Au point limite de l'hypercriticisme et comme en attente, d'autres sens dont le retour du religieux aussi bien que de la nouvelle alliance poésie-science sont des signes : tel est le diagnostic sur l'état de nos idées. À partir de là, Jean-Marie Domenach effectue des regroupements, traitant successivement des avatars du marxisme après Althusser, de l'histoire pratiquée par les Braudel, Duby, Ariès, Le Roy Ladurie ou Le Goff, de la psychanalyse de Freud à Lacan, des nouveaux philosophes, qu'il ne ménage pas, de l'itinéraire des anciens trotskistes Castoriadis ou Lefort, des inquiétantes dérives de la sociobiologie, de l'influence de la systémique et enfin de la place prise par René Girard grâce à sa lecture de la Bible et à ses analyses sur le sacrifice (René Girard vient de compléter Des choses cachées depuis la fin du monde avec Le bouc émissaire).
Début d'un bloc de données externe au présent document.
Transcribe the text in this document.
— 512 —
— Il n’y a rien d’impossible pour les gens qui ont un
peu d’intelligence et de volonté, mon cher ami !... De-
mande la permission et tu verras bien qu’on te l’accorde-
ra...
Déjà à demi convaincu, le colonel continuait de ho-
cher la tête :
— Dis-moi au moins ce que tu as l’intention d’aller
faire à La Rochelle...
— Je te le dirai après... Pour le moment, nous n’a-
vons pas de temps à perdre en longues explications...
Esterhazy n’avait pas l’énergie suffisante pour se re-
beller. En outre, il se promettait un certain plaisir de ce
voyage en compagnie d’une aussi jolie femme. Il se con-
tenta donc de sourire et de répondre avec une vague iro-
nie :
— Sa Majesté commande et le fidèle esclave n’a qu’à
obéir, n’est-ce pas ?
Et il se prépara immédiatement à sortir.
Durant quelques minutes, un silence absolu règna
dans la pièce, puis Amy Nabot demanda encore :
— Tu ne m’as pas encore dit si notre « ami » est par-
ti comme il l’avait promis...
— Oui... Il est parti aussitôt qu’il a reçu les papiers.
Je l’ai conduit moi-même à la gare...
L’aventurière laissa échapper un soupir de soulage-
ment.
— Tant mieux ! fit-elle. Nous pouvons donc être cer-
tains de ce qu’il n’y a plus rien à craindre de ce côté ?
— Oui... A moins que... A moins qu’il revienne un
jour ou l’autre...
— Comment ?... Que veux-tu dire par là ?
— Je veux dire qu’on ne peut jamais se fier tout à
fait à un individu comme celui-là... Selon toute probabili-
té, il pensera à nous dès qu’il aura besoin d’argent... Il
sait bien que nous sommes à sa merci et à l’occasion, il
Au terme de sa synthèse Jean-Marie Domenach insiste sur le pouvoir intellectuel considérable pris par les médias et l'édition, et il conclut sur ce constat que nombre d'observateurs devraient partager : « Le come back de Raymond Aron et de Jacques Ellul tient à ce qu'ils n'ont jamais fui les questions centrales de notre époque et y ont donné clairement leur réponse. Au cours de ce périple, j'ai rarement eu l'impression qu'on parlait de ma situation dans un monde cassé par la misère et menacé par la bombe atomique... Critiques, analystes, critiques des analyses, analystes des critiques : notre culture se dévore elle-même par une sorte de champignonnage indéfiniment proliférant... Mais plusieurs signes donnent à penser que nous approchons du terme, c'est-à-dire du moment où l'excès des analyses conjugué avec la dissolution des sujets provoquera le besoin d'une articulation neuve, d'une initiative fondatrice. Toute une réflexion métaphysique qui s'exerce à l'écart des modes rencontrera un jour la problématique scientifique. C'est pourquoi il faut d'abord qu'existe une philosophie si elle doit un jour réintégrer la science. »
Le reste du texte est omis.